Mercado

Santa Catarina bate recorde e exporta 1,24 milhão de toneladas de carnes

Santa Catarina exportou 1,24 milhão de toneladas de carnes em sete meses, com alta em volume e receita puxada por frango e suínos.

20 de agosto de 2026 4 min de leitura
Santa Catarina bate recorde e exporta 1,24 milhão de toneladas de carnes

Santa Catarina alcançou 1,24 milhão de toneladas em exportações de carnes nos primeiros sete meses de 2026, o melhor resultado da série recente. O volume é cerca de 9% maior que o registrado no mesmo período de 2025 e garantiu uma receita de aproximadamente US$ 2,84 bilhões, com aumento superior a 12%. O desempenho reforça o estado como polo estratégico de proteína animal no Brasil.

O que aconteceu

As exportações catarinenses de carnes — com foco em frango e suínos — ganharam tração ao longo de 2026 e atingiram novo recorde no acumulado até julho. O crescimento combinou aumento de volume embarcado com melhora no faturamento em dólar, favorecido pela demanda internacional e por ajustes de preços.

Em julho, os embarques passaram de 186 mil toneladas, gerando cerca de US$ 425 milhões. A carne de frango liderou em quantidade, com algo em torno de 760 mil toneladas exportadas no ano, enquanto a carne suína respondeu por cerca de 437 mil toneladas e teve peso relevante na receita total.

A carne de frango respondeu pela maior parte do volume e apresentou alta próxima de 18% no faturamento, consolidando o produto como carro-chefe da pauta de exportações do estado. Já a carne suína concentrou grande parte da receita, mantendo Santa Catarina na liderança nacional desse segmento, apoiada em status sanitário diferenciado e acesso a mercados exigentes.

Por que importa para o agro

Para o produtor catarinense, o recorde de exportações significa mercado mais firme e maior escoamento da produção, especialmente para suínos e frango. A demanda externa ajuda a sustentar preços em momentos de oferta elevada e reduz a dependência exclusiva do consumo interno, o que é crucial para integradoras, cooperativas e independentes.

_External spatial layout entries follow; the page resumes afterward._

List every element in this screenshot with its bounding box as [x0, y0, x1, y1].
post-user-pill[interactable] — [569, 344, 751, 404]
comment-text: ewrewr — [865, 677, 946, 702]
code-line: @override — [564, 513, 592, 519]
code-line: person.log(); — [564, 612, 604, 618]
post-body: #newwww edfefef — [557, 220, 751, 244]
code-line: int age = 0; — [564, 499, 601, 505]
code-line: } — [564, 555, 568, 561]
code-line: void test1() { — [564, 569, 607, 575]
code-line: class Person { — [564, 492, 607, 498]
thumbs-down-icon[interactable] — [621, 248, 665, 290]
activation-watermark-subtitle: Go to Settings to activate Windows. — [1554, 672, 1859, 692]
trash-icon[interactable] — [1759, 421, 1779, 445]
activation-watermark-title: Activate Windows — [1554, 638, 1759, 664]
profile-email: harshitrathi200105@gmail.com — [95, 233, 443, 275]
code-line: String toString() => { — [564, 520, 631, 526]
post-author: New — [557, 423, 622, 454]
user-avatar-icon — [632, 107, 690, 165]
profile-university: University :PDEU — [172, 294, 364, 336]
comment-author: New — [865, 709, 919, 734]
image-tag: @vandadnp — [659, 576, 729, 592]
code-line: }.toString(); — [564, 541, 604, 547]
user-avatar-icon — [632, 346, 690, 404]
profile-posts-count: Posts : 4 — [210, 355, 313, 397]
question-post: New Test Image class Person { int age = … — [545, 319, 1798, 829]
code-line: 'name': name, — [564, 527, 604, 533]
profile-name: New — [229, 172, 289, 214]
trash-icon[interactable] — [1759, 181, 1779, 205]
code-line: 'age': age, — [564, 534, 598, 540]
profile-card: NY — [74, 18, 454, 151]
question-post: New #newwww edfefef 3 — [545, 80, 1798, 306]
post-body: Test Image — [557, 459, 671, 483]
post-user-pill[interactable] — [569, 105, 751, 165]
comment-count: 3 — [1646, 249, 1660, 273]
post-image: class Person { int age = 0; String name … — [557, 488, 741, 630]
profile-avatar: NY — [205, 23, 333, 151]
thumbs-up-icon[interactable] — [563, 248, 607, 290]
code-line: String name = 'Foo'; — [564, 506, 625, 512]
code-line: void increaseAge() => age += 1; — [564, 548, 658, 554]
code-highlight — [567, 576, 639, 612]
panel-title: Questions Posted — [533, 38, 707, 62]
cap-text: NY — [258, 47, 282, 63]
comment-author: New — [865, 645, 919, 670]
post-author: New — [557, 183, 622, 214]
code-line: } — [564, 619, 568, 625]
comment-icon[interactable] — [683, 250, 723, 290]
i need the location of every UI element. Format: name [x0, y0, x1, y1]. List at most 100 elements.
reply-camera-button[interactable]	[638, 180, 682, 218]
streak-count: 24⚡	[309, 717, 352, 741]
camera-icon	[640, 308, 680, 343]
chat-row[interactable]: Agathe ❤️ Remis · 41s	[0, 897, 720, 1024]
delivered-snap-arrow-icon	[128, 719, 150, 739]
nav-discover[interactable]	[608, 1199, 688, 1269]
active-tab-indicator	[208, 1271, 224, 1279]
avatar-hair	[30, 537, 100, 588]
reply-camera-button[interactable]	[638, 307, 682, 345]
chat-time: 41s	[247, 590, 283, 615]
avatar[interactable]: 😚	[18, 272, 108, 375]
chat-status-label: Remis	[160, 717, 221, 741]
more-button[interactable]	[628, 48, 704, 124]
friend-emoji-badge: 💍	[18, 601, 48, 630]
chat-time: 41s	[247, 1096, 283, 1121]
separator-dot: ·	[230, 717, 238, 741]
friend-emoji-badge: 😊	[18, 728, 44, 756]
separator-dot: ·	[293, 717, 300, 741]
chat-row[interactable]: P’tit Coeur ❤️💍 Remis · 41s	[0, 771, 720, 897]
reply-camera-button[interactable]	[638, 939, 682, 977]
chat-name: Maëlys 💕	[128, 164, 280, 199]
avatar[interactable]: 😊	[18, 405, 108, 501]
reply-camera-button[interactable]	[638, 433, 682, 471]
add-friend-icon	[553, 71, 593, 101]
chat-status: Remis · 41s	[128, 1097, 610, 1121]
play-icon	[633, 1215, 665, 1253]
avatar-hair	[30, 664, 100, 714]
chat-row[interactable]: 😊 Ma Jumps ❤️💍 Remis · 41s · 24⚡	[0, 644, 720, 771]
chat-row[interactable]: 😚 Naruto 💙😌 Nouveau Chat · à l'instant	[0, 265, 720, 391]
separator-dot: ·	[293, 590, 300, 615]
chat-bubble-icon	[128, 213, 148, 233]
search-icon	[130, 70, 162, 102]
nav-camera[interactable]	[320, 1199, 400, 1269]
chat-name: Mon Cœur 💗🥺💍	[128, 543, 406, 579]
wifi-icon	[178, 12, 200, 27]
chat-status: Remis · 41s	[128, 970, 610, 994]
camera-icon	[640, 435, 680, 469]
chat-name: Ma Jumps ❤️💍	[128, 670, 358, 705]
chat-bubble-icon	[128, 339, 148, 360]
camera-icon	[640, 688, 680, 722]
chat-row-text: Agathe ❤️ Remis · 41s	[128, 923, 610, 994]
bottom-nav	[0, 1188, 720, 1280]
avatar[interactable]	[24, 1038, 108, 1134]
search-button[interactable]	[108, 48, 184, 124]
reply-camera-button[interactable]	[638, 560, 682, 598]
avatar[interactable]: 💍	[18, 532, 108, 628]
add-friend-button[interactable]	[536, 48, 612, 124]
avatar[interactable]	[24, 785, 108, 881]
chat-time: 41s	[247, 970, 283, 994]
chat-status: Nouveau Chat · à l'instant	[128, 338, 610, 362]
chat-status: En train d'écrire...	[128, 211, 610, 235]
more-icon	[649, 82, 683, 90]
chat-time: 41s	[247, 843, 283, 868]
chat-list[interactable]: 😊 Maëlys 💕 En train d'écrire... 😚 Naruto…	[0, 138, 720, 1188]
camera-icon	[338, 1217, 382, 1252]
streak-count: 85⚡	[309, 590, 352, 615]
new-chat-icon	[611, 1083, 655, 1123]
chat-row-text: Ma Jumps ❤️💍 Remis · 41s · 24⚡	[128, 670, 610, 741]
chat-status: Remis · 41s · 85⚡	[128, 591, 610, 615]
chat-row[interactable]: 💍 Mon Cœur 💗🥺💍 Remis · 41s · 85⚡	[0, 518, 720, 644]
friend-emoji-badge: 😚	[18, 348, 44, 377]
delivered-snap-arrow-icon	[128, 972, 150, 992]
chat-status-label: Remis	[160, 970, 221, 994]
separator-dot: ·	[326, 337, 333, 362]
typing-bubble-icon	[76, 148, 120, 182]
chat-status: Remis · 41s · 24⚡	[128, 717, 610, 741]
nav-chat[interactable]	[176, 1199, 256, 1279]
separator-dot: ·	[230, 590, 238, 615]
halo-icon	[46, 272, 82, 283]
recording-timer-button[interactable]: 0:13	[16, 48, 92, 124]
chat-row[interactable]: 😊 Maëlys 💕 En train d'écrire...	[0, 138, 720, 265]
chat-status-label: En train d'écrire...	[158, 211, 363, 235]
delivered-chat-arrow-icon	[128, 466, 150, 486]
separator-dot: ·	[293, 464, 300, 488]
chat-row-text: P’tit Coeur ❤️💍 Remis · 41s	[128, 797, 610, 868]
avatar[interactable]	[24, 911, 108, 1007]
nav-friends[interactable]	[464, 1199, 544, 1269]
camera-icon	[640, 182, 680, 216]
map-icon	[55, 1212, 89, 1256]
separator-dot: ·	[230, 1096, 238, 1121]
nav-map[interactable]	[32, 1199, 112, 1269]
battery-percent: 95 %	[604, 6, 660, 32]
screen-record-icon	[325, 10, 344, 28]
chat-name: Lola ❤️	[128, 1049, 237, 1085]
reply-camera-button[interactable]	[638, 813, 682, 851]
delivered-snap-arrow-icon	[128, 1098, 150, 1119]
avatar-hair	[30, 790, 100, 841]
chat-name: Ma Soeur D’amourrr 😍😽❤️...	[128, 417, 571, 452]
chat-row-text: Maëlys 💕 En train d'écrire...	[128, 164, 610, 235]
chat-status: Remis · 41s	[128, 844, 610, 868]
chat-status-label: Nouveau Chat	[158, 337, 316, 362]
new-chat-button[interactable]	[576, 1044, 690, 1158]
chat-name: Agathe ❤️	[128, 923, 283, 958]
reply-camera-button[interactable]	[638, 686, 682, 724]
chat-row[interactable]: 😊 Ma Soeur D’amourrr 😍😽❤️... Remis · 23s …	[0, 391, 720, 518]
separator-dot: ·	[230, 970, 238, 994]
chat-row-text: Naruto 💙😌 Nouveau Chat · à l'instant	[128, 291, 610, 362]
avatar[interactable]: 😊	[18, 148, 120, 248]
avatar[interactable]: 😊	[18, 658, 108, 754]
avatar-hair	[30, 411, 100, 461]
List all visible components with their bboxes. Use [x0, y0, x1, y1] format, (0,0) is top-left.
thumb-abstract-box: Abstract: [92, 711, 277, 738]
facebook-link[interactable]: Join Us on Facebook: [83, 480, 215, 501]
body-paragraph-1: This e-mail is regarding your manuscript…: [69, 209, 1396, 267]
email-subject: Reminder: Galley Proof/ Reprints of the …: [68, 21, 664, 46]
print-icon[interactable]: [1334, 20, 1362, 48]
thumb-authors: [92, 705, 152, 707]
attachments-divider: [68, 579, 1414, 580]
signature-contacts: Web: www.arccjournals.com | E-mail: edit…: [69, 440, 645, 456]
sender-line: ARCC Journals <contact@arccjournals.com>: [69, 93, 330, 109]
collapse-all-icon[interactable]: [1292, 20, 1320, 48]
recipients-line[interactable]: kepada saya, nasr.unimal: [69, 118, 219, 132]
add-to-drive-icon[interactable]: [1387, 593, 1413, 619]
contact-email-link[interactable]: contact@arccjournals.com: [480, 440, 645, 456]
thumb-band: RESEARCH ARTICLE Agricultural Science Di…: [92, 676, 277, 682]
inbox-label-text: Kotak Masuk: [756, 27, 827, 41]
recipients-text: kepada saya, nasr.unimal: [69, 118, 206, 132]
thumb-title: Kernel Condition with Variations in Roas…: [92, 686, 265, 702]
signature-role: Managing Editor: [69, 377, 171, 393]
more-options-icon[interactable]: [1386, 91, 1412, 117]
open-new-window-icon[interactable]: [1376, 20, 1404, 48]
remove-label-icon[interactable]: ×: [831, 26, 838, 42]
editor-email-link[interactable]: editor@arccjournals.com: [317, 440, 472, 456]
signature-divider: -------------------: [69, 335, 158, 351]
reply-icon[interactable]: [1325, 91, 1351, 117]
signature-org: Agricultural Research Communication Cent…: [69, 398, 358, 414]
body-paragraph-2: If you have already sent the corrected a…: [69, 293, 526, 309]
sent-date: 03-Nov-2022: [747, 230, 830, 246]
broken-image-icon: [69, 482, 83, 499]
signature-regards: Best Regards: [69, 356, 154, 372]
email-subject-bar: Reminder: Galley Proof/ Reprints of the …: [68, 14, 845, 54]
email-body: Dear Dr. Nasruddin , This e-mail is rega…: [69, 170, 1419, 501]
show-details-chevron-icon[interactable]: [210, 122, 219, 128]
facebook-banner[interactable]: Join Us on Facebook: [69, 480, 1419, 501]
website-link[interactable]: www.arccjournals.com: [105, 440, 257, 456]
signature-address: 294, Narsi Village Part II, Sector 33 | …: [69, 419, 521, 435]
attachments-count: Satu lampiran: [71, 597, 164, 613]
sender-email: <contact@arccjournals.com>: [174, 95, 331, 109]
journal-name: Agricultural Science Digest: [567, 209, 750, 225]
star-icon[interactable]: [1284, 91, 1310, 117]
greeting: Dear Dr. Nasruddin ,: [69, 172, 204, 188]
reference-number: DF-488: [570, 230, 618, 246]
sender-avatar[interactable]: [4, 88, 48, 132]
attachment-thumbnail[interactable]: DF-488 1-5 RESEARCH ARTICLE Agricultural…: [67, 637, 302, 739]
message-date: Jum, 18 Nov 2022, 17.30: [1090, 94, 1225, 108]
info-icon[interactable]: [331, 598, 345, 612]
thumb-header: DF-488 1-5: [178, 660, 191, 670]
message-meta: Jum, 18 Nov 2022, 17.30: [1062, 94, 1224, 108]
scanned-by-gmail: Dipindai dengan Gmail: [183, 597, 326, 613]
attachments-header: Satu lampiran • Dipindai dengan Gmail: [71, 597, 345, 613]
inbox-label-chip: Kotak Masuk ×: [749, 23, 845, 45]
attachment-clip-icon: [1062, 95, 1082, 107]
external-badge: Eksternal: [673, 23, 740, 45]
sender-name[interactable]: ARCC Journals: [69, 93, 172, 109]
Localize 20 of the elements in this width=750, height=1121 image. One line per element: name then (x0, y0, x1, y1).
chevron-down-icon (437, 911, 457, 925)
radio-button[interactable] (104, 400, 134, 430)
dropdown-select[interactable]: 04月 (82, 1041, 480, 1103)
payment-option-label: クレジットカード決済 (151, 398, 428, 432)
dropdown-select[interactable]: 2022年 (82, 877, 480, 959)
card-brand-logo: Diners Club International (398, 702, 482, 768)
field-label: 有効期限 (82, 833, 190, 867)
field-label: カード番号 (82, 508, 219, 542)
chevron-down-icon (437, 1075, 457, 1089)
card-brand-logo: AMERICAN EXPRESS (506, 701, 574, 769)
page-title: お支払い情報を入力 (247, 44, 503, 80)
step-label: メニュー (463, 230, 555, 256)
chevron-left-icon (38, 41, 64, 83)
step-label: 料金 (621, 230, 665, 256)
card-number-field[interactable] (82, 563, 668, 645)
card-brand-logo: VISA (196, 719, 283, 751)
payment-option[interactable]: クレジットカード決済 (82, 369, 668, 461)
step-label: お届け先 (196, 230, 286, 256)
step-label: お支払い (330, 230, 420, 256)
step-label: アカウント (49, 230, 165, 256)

Na cadeia como um todo, o resultado reforça a importância dos investimentos em biosseguridade, sanidade animal e agroindústria. O desempenho positivo cria espaço para novos contratos, amplia a previsibilidade de plantas frigoríficas e encoraja projetos de expansão, mas também eleva a exigência por eficiência produtiva, gestão de custos e adequação às normas de bem-estar e exigências dos importadores.

Dados e contexto

Dados do Ministério do Desenvolvimento, Indústria, Comércio e Serviços (MDIC), sistematizados por instituições estaduais como a Epagri/Cepa e a CIDASC, indicam uma trajetória consistente de crescimento das exportações de carnes catarinenses nos últimos anos.

  • Exportações de carnes no acumulado até julho de 2026: 1,24 milhão de toneladas
  • Crescimento de volume em relação ao mesmo período de 2025: +9%
  • Receita aproximada: US$ 2,84 bilhões
  • Crescimento da receita em relação a 2025: +12,6%
  • Volume exportado em julho: mais de 186 mil toneladas
  • Receita em julho: cerca de US$ 425 milhões
A carne de frango se consolidou como a proteína mais embarcada, com cerca de 760 mil toneladas e faturamento próximo de US$ 1,62 bilhão no período, enquanto a carne suína respondeu por aproximadamente 437 mil toneladas e US$ 1,09 bilhão. Em nível anual, dados recentes da CIDASC e do Observatório Agro Catarinense mostram que Santa Catarina vem batendo recordes desde 2024, com embarques próximos de 2 milhões de toneladas de carnes e receita acima de US$ 4 bilhões.

Esse desempenho está ligado ao status sanitário diferenciado do estado, reconhecido como livre de febre aftosa sem vacinação pelo MAPA e pela Organização Mundial de Saúde Animal (OMSA), o que garante acesso a mercados de maior valor agregado. O perfil exportador é diversificado, com presença forte de destinos como Filipinas, China, Estados Unidos e outros países asiáticos e do Oriente Médio.

O que observar daqui pra frente

Para os próximos meses, o produtor e a indústria devem acompanhar de perto a demanda asiática, a evolução dos custos de ração (milho e soja, acompanhando dados da Conab e do USDA) e eventuais mudanças em barreiras sanitárias ou tarifárias. A continuidade do ritmo atual depende de manutenção do status sanitário, competitividade cambial e desempenho logístico, além da capacidade de a cadeia catarinense ajustar oferta, produtividade e contratos para aproveitar janelas de mercado sem perder margem.